Query complexity of unitary operation discrimination

TL;DR

This paper establishes bounds on the number of queries needed to discriminate between two quantum unitary operations with a specified error probability, linking query complexity to the eigenvalue spectrum of their product.

Contribution

It provides a uniform framework for quantifying the query complexity of unitary discrimination, deriving explicit lower bounds based on eigenvalue arc length and error type.

Findings

Lower bound for bounded-error discrimination: T ≥ ⌈(2√(1-4ε(1-ε)))/Θ(U†V)⌉

Lower bound for one-sided error discrimination: T ≥ ⌈(2√(1-ε²))/Θ(U†V)⌉

Eigenvalue spectrum determines query complexity in quantum discrimination tasks.

Abstract

Discrimination of unitary operations is fundamental in quantum computation and information.

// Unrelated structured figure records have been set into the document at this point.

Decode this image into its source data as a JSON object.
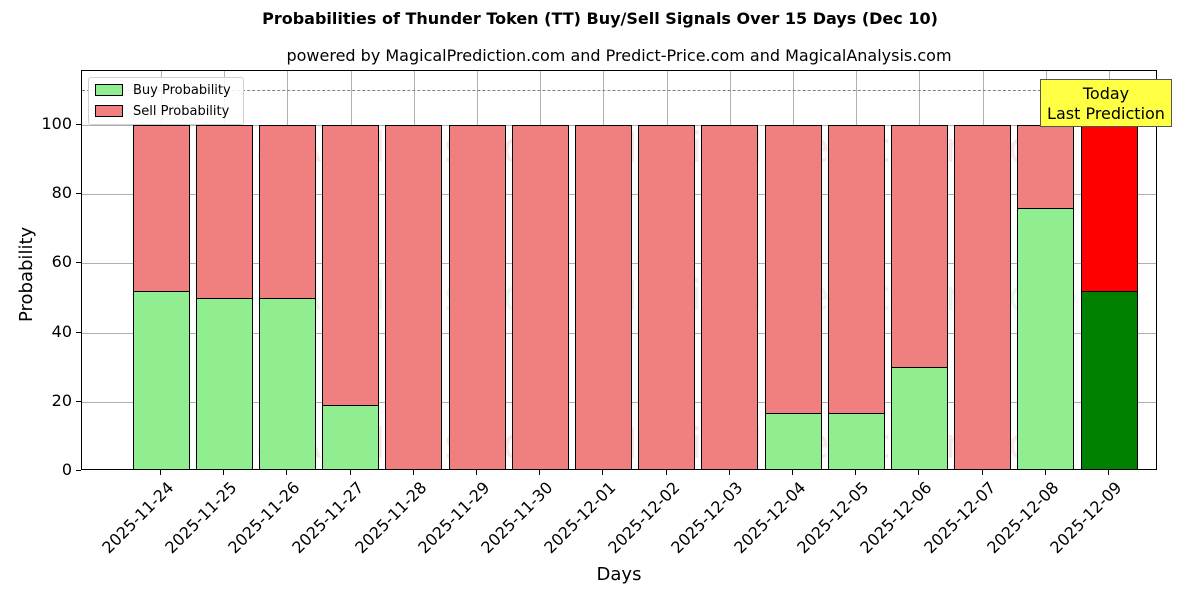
{
  "chart_data": {
    "type": "bar",
    "stacked": true,
    "title": "Probabilities of Thunder Token (TT) Buy/Sell Signals Over 15 Days (Dec 10)",
    "subtitle": "powered by MagicalPrediction.com and Predict-Price.com and MagicalAnalysis.com",
    "xlabel": "Days",
    "ylabel": "Probability",
    "ylim": [
      0,
      115
    ],
    "yticks": [
      0,
      20,
      40,
      60,
      80,
      100
    ],
    "grid": true,
    "legend_position": "upper left",
    "reference_line": {
      "y": 110,
      "style": "dashed",
      "color": "#808080"
    },
    "categories": [
      "2025-11-24",
      "2025-11-25",
      "2025-11-26",
      "2025-11-27",
      "2025-11-28",
      "2025-11-29",
      "2025-11-30",
      "2025-12-01",
      "2025-12-02",
      "2025-12-03",
      "2025-12-04",
      "2025-12-05",
      "2025-12-06",
      "2025-12-07",
      "2025-12-08",
      "2025-12-09"
    ],
    "series": [
      {
        "name": "Buy Probability",
        "color": "#90ee90",
        "values": [
          52,
          50,
          50,
          19,
          0,
          0,
          0,
          0,
          0,
          0,
          16.7,
          16.7,
          30,
          0,
          76,
          52
        ]
      },
      {
        "name": "Sell Probability",
        "color": "#f08080",
        "values": [
          48,
          50,
          50,
          81,
          100,
          100,
          100,
          100,
          100,
          100,
          83.3,
          83.3,
          70,
          100,
          24,
          48
        ]
      }
    ],
    "highlight": {
      "index": 15,
      "buy_color": "#008000",
      "sell_color": "#ff0000"
    },
    "annotation": {
      "text_line1": "Today",
      "text_line2": "Last Prediction",
      "background": "#ffff44"
    }
  },
  "legend": {
    "buy": "Buy Probability",
    "sell": "Sell Probability"
  },
  "watermarks": [
    "MagicalAnalysis.com",
    "MagicalPrediction.com"
  ]
}
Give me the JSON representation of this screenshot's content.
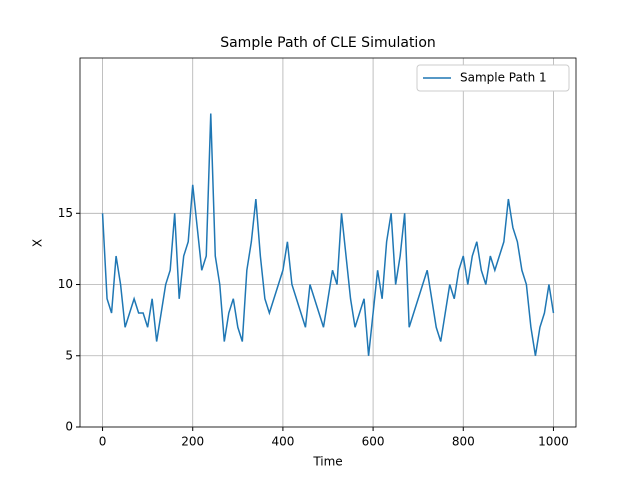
{
  "chart_data": {
    "type": "line",
    "title": "Sample Path of CLE Simulation",
    "x_label": "Time",
    "y_label": "X",
    "x": [
      0,
      10,
      20,
      30,
      40,
      50,
      60,
      70,
      80,
      90,
      100,
      110,
      120,
      130,
      140,
      150,
      160,
      170,
      180,
      190,
      200,
      210,
      220,
      230,
      240,
      250,
      260,
      270,
      280,
      290,
      300,
      310,
      320,
      330,
      340,
      350,
      360,
      370,
      380,
      390,
      400,
      410,
      420,
      430,
      440,
      450,
      460,
      470,
      480,
      490,
      500,
      510,
      520,
      530,
      540,
      550,
      560,
      570,
      580,
      590,
      600,
      610,
      620,
      630,
      640,
      650,
      660,
      670,
      680,
      690,
      700,
      710,
      720,
      730,
      740,
      750,
      760,
      770,
      780,
      790,
      800,
      810,
      820,
      830,
      840,
      850,
      860,
      870,
      880,
      890,
      900,
      910,
      920,
      930,
      940,
      950,
      960,
      970,
      980,
      990,
      1000
    ],
    "series": [
      {
        "name": "Sample Path 1",
        "color": "#1f77b4",
        "values": [
          15,
          9,
          8,
          12,
          10,
          7,
          8,
          9,
          8,
          8,
          7,
          9,
          6,
          8,
          10,
          11,
          15,
          9,
          12,
          13,
          17,
          14,
          11,
          12,
          22,
          12,
          10,
          6,
          8,
          9,
          7,
          6,
          11,
          13,
          16,
          12,
          9,
          8,
          9,
          10,
          11,
          13,
          10,
          9,
          8,
          7,
          10,
          9,
          8,
          7,
          9,
          11,
          10,
          15,
          12,
          9,
          7,
          8,
          9,
          5,
          8,
          11,
          9,
          13,
          15,
          10,
          12,
          15,
          7,
          8,
          9,
          10,
          11,
          9,
          7,
          6,
          8,
          10,
          9,
          11,
          12,
          10,
          12,
          13,
          11,
          10,
          12,
          11,
          12,
          13,
          16,
          14,
          13,
          11,
          10,
          7,
          5,
          7,
          8,
          10,
          8
        ]
      }
    ],
    "xlim": [
      -50,
      1050
    ],
    "ylim": [
      0,
      25.9
    ],
    "xticks": [
      0,
      200,
      400,
      600,
      800,
      1000
    ],
    "yticks": [
      0,
      5,
      10,
      15
    ],
    "grid": true,
    "legend": "upper right"
  }
}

A lot of quantum algorithms including the well-known Deutsch-Jozsa algorithm, Simon's algorithm, and Grover's algorithm can essentially be regarded as discriminating among individual, or sets of unitary operations (oracle operators). The problem of discriminating between two unitary operations $U$ and $V$ can be described as: Given $X\in\{U, V\}$, determine which one $X$ is. If $X$ is given with multiple copies, then one can design an adaptive procedure that takes multiple queries to $X$ to output the identification result of $X$. In this paper, we consider the problem: How many queries are required for achieving a desired failure probability $\epsilon$ of discrimination between $U$ and $V$. We prove in a uniform framework: (i) if $U$ and $V$ are discriminated with bound error $\epsilon$ , then the number of queries $T$ must satisfy $T\geq \left\lceil\frac{2\sqrt{1-4\epsilon(1-\epsilon)}}{\Theta (U^\dagger V)}\right\rceil$, and (ii) if they are discriminated with one-sided error $\epsilon$, then there is $T\geq \left\lceil\frac{2\sqrt{1-\epsilon^2}}{\Theta (U^\dagger V)}\right\rceil$, where $\lceil k\rceil$ denotes the minimum integer not less than $k$ and $\Theta(W)$ denotes the length of the smallest arc containing all the eigenvalues of $W$ on the unit circle.